O PSD/Açores recomendou ao Governo Regional que assegure a homologação do ensino secundário da Viola da Terra, diligenciando a sua implementação no Conservatório Regional de Ponta Delgada e nas escolas de ensino artístico integrado das ilhas Terceira, Faial, Pico e Graciosa.

“Trata-se de valorizar e regulamentar o ensino do nosso instrumento musical maior, garantindo legitimidade aos alunos que já o tenham frequentado para prosseguir estudos de nível secundário nessa área. A Viola da Terra é o mais típico instrumento musical dos Açores, sendo presença emblemática dos nossos grupos folclóricos, folias do Espírito Santo, ranchos de serenatas e cantorias ao desafio, de Santa Maria ao Corvo”, disse o deputado José Andrade.

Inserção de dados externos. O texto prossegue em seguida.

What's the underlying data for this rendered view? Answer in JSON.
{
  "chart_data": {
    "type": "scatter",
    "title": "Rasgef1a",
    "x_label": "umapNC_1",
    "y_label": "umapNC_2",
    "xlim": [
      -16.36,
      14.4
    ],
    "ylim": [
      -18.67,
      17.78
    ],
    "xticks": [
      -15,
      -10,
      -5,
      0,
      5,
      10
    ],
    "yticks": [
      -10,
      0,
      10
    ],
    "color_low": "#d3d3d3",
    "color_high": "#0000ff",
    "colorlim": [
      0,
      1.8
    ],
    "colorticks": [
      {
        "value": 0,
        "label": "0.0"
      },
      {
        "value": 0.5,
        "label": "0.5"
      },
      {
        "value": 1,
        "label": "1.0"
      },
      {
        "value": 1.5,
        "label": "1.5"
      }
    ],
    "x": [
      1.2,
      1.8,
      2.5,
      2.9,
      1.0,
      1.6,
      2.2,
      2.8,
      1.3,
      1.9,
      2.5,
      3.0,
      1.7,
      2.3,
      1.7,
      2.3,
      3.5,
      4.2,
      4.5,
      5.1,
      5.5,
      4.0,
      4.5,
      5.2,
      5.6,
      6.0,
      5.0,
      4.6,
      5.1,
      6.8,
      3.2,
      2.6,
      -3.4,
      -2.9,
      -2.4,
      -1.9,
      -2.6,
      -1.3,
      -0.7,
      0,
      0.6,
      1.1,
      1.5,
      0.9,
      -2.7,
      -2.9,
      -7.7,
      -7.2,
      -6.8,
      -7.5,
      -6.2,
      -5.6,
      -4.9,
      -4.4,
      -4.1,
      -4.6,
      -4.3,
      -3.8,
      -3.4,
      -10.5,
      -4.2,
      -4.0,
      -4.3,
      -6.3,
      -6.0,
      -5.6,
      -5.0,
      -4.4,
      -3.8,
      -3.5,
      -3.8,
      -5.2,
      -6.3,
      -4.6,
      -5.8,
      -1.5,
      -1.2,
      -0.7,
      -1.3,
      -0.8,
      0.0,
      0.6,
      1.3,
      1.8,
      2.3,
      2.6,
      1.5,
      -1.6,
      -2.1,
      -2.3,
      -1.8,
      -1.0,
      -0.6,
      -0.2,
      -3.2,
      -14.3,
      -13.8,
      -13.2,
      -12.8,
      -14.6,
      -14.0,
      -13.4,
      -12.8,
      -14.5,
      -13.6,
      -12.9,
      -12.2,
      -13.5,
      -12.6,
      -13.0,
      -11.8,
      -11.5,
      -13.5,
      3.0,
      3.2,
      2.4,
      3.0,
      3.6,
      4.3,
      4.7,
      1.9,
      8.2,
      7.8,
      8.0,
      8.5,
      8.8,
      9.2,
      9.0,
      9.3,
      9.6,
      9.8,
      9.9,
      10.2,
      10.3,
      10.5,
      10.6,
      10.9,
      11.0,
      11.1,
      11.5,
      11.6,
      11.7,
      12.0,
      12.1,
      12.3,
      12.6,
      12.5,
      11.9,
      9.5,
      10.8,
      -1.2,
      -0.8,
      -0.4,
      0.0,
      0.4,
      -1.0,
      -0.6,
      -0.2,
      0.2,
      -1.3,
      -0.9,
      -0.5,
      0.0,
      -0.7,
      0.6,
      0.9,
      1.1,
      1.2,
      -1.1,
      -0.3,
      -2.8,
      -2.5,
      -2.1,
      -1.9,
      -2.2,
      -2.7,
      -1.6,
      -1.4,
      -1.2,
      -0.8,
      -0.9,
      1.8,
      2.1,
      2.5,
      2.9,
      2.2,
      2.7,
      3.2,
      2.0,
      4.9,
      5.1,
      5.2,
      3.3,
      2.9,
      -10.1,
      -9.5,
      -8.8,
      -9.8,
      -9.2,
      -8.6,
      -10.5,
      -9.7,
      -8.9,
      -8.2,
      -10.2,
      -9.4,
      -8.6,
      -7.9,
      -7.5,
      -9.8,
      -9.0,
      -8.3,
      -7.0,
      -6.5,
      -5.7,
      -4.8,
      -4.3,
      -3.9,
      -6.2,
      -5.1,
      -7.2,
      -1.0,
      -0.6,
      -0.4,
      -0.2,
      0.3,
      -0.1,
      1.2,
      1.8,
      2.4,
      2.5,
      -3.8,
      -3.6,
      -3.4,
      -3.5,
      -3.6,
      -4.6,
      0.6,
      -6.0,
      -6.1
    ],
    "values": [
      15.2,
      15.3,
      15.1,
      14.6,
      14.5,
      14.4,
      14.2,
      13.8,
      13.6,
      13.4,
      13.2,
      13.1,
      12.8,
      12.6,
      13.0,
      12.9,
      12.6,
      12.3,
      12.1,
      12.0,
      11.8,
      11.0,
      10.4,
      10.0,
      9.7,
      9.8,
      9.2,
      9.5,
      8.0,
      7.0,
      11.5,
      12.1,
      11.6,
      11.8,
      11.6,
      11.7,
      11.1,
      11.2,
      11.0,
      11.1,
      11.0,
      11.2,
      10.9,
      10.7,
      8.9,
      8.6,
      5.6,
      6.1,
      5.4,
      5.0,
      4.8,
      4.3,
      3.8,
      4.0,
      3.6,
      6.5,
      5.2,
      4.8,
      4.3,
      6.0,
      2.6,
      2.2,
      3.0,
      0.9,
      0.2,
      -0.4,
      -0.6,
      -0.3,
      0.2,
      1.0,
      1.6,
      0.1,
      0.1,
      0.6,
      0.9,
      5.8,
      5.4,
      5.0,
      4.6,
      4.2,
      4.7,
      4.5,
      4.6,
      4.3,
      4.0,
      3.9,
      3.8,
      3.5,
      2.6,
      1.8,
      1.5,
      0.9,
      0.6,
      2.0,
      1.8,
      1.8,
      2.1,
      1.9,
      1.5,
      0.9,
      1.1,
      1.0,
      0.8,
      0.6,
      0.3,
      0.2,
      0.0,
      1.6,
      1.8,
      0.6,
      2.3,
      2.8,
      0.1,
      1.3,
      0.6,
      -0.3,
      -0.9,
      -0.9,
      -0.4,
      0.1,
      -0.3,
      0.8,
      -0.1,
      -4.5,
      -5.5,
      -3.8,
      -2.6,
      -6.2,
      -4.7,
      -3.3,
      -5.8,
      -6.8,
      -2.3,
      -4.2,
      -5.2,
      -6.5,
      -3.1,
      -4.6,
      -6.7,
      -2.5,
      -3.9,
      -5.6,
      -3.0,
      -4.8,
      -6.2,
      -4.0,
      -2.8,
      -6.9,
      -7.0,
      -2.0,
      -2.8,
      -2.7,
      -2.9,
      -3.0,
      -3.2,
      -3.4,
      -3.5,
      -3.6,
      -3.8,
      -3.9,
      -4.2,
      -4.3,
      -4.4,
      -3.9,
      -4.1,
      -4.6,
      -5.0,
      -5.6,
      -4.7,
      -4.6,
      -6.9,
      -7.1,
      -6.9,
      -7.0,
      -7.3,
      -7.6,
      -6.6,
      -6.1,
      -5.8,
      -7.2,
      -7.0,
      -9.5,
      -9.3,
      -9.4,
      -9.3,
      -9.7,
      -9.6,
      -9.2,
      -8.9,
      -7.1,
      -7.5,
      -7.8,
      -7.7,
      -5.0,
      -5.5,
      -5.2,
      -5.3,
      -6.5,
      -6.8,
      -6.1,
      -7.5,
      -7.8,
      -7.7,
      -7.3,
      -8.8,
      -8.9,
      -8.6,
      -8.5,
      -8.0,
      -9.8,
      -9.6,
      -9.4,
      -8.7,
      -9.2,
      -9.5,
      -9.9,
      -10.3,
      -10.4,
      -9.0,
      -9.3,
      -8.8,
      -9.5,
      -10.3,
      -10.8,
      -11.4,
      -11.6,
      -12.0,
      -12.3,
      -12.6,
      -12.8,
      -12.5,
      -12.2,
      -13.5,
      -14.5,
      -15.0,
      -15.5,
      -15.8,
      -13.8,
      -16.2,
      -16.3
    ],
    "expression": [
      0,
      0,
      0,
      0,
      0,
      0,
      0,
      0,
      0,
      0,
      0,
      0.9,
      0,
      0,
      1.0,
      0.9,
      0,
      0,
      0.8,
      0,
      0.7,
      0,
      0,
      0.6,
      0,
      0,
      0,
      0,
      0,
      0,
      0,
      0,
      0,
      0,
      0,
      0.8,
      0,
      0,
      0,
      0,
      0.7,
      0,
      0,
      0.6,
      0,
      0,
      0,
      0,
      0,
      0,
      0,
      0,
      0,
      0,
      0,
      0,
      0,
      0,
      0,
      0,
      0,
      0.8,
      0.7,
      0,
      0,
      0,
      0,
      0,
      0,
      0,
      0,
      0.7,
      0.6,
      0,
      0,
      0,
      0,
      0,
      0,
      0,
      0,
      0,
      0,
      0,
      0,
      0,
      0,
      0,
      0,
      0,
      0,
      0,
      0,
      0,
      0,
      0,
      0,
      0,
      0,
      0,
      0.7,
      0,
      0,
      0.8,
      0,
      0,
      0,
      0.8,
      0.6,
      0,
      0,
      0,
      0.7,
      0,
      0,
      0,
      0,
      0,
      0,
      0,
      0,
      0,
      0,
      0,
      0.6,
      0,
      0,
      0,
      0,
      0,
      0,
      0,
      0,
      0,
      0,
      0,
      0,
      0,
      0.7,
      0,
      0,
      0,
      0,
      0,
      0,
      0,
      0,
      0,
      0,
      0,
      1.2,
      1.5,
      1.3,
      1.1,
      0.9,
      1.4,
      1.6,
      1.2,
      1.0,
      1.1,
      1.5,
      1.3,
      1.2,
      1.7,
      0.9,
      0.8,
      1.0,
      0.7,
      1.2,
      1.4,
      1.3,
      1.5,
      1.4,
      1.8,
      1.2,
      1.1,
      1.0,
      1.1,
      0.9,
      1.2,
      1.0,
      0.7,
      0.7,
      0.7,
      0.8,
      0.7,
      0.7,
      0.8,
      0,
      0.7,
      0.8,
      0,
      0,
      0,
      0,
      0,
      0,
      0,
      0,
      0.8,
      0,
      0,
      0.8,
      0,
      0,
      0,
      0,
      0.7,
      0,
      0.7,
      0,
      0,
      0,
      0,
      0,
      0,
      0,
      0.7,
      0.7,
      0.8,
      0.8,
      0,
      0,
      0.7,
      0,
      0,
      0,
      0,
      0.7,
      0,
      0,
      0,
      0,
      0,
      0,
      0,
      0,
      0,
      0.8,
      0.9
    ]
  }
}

O social-democrata lembra que a viola terá chegado aos Açores “na segunda metade do século XV, trazida pelos primeiros povoadores portugueses, tendo certamente caraterísticas atuais herdadas de sucessivas gerações de construtores locais”.

“As suas singulares características físicas e sonoras fazem com que se diferencie das suas congéneres nacionais”, adianta, explicando que, “passando de geração em geração, a Viola da Terra chegou ao ensino oficial de música em 1982/1983, com o primeiro curso livre do Conservatório Regional de Ponta Delgada, lecionado pelo mestre micaelense Miguel de Braga Pimentel”.

“No ano letivo de 2005/2006, a Viola da Terra foi lecionada, pela primeira vez, em regime de curso curricular, ficando em igualdade de circunstâncias com os demais instrumentos musicais lecionados nos Conservatórios dos Açores”, acrescenta.

José Andrade refere também que, “no Conservatório Regional de Ponta Delgada, o curso curricular de Viola da Terra é ministrado, mas desprovido de reconhecimento oficial para a sua necessária continuidade ao nível do ensino secundário, mesmo se Agência Nacional para a Qualificação e o Ensino Profissional já reconheceu a originalidade dessa formação”.

“Passados cinco séculos de divulgação popular, três décadas de curso livre e dez anos de curso curricular, a Viola da Terra merece que lhe falta, que é a dignificação pedagógica, como instrumento de excelência da música açoriana, através da homologação regional da sua aprendizagem no ensino artístico de nível secundário”, conclui o deputado.